Launch services provider Spaceflight Inc. said Tuesday it will deploy customer spacecraft to two distinct orbits for the first time, as the company seeks to expand the capabilities of its Sherpa line of orbital transfer vehicles.
Orbital transfer vehicles (OTV) have become a popular way for satellites to reach their final destinations in orbit, allowing smaller space companies to forego the cost and mass of having their own propulsion system while also splitting the cost of an OTV – similar to how SpaceX lets companies split the cost of launch under its rideshare mission program.
Seattle-based Spaceflight aims to execute the maneuver using a new type of Sherpa space tug outfitted with a chemical propulsion system. It is calling the new vehicle the Sherpa-LTC1, and it marks the third type of Sherpa OTV that the company has debuted in the last twelve months. Spaceflight also developed a Sherpa tug equipped with an electric propulsion system, which it calls the Sherpa-LTE, that flew on the SpaceX Transporter-2 mission in June, and a Sherpa-LT it debuted in 2020.
Sherpa-LTC1 will head to space next year, aboard the SpaceX Transporter-3 launch that’s scheduled to depart from Florida’s Cape Canaveral in January. The space tug will put a collective 13 customer spacecraft into two separate orbits. First, the Sherpa OTV will deploy nine smallsat payloads before maneuvering to a lower altitude to deploy the remaining four cubesats.
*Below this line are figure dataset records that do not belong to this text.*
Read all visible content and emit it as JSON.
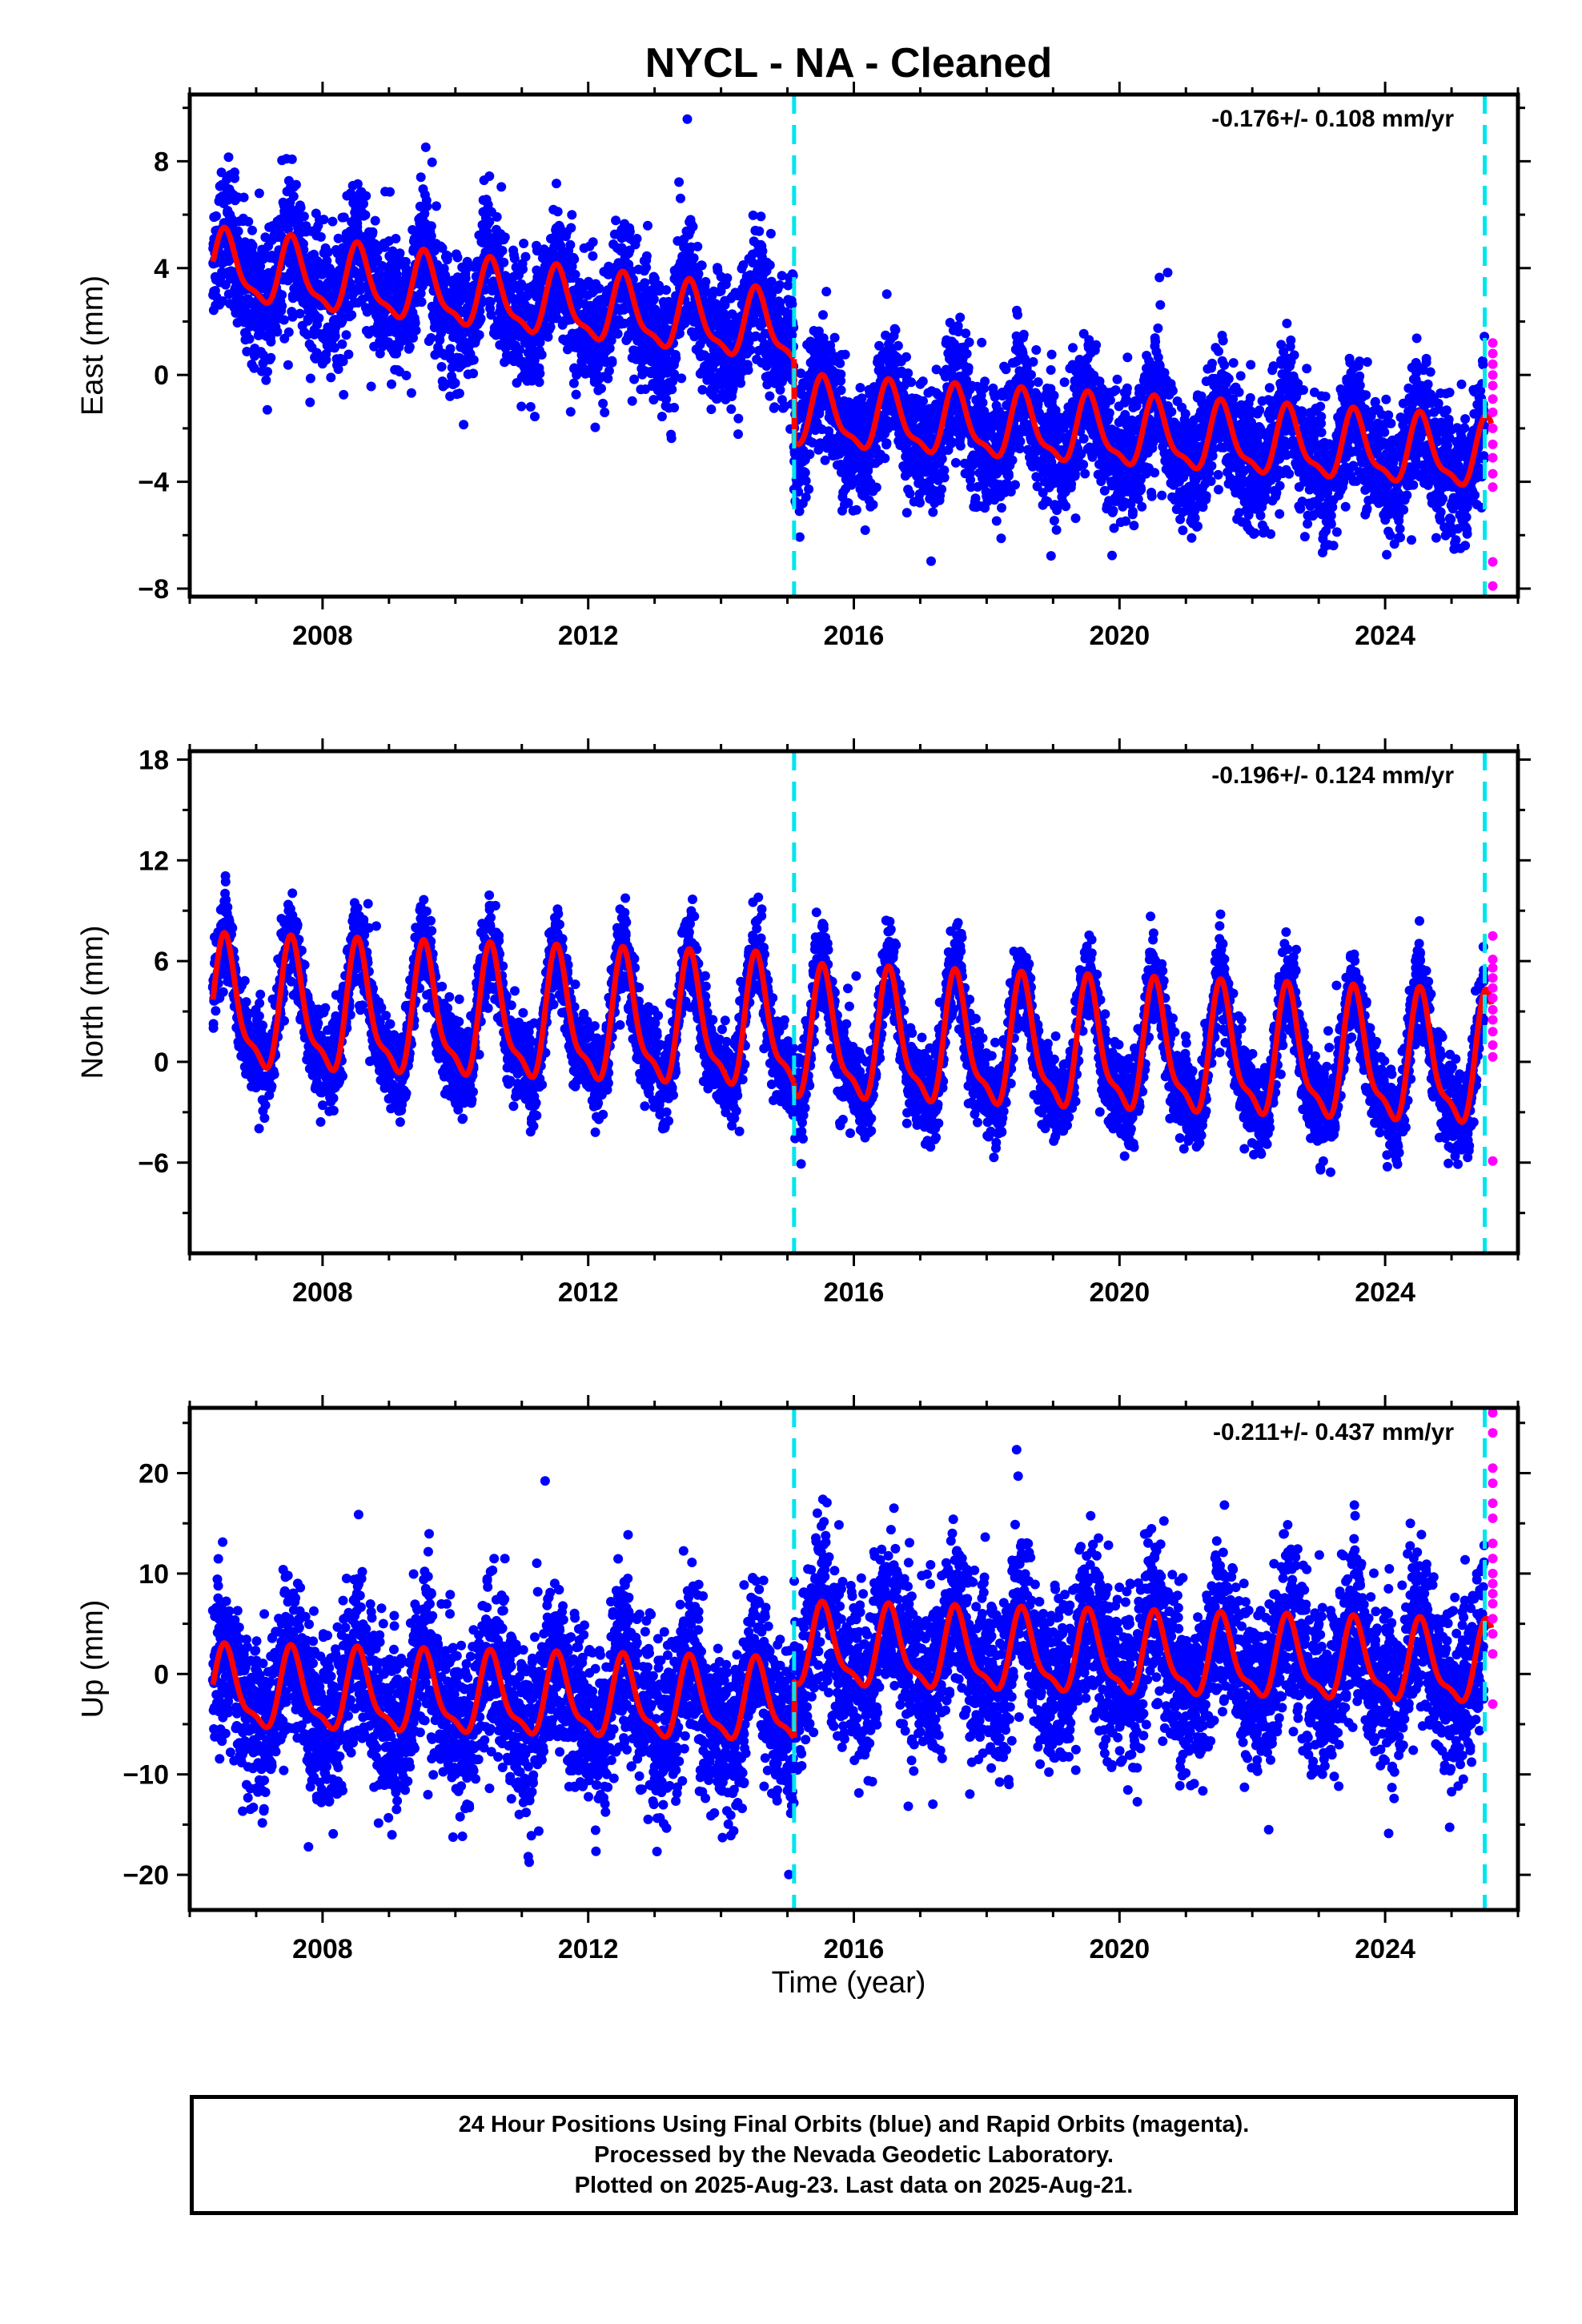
{
  "title": "NYCL  - NA - Cleaned",
  "x_axis_label": "Time (year)",
  "footer": {
    "line1": "24 Hour Positions Using Final Orbits (blue) and Rapid Orbits (magenta).",
    "line2": "Processed by the Nevada Geodetic Laboratory.",
    "line3": "Plotted on 2025-Aug-23. Last data on 2025-Aug-21."
  },
  "colors": {
    "final_orbits": "#0000ff",
    "rapid_orbits": "#ff00ff",
    "model_fit": "#ff0000",
    "steps": "#00e5ee"
  },
  "chart_data": [
    {
      "type": "scatter",
      "component": "East",
      "ylabel": "East (mm)",
      "xlim": [
        2006.0,
        2026.0
      ],
      "ylim": [
        -8.3,
        10.5
      ],
      "xticks": [
        2008,
        2012,
        2016,
        2020,
        2024
      ],
      "yticks": [
        -8,
        -4,
        0,
        4,
        8
      ],
      "rate_annotation": "-0.176+/- 0.108 mm/yr",
      "steps": [
        2015.1,
        2025.5
      ],
      "grid": false,
      "model": {
        "segments": [
          {
            "x": [
              2006.35,
              2015.1
            ],
            "y_start": 4.0,
            "y_end": 1.6
          },
          {
            "x": [
              2015.1,
              2025.6
            ],
            "y_start": -1.5,
            "y_end": -3.1
          }
        ],
        "annual_amplitude_mm": 1.6,
        "scatter_mm": 1.2
      },
      "rapid_points": [
        1.2,
        0.8,
        0.4,
        0.0,
        -0.4,
        -0.9,
        -1.4,
        -2.0,
        -2.6,
        -3.1,
        -3.7,
        -4.2,
        -7.0,
        -7.9
      ]
    },
    {
      "type": "scatter",
      "component": "North",
      "ylabel": "North (mm)",
      "xlim": [
        2006.0,
        2026.0
      ],
      "ylim": [
        -11.4,
        18.5
      ],
      "xticks": [
        2008,
        2012,
        2016,
        2020,
        2024
      ],
      "yticks": [
        -6,
        0,
        6,
        12,
        18
      ],
      "rate_annotation": "-0.196+/- 0.124 mm/yr",
      "steps": [
        2015.1,
        2025.5
      ],
      "grid": false,
      "model": {
        "segments": [
          {
            "x": [
              2006.35,
              2015.1
            ],
            "y_start": 3.0,
            "y_end": 1.8
          },
          {
            "x": [
              2015.1,
              2025.6
            ],
            "y_start": 1.2,
            "y_end": -0.4
          }
        ],
        "annual_amplitude_mm": 4.8,
        "scatter_mm": 1.3
      },
      "rapid_points": [
        7.5,
        6.1,
        5.6,
        5.0,
        4.4,
        3.8,
        3.1,
        2.5,
        1.8,
        1.0,
        0.3,
        -5.9
      ]
    },
    {
      "type": "scatter",
      "component": "Up",
      "ylabel": "Up (mm)",
      "xlim": [
        2006.0,
        2026.0
      ],
      "ylim": [
        -23.5,
        26.5
      ],
      "xticks": [
        2008,
        2012,
        2016,
        2020,
        2024
      ],
      "yticks": [
        -20,
        -10,
        0,
        10,
        20
      ],
      "rate_annotation": "-0.211+/- 0.437 mm/yr",
      "steps": [
        2015.1,
        2025.5
      ],
      "grid": false,
      "model": {
        "segments": [
          {
            "x": [
              2006.35,
              2015.1
            ],
            "y_start": -1.8,
            "y_end": -3.2
          },
          {
            "x": [
              2015.1,
              2025.6
            ],
            "y_start": 2.4,
            "y_end": 0.6
          }
        ],
        "annual_amplitude_mm": 5.0,
        "scatter_mm": 4.2
      },
      "rapid_points": [
        26.0,
        24.0,
        20.5,
        19.0,
        17.0,
        15.5,
        13.0,
        11.5,
        10.0,
        9.0,
        8.0,
        7.0,
        5.5,
        4.0,
        2.0,
        -3.0
      ]
    }
  ]
}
Customers for the mission include Capella Space, Umbra Space, Lynk Global, Inc., Kleos Space, NASA, Czech Aerospace Research Centre in partnership with Spacemanic, Space Products and Innovation (SPiN), and Portland State Aerospace Society.
The new space tug uses a “green” propulsion system developed by Benchmark Space Systems, which the company says will enable rapid orbital transfer for many different sized spacecrafts. According to Grant Bonin, SVP of business development at Spaceflight, “maneuvers in LEO are just the beginning. These capabilities and services will play a crucial role in accessing other orbits beyond LEO and developing in-space transportation and various mission services.”
In September, Spaceflight announced it would debut yet another Sherpa vehicle, the Sherpa-ES, on a lunar flyby mission next year.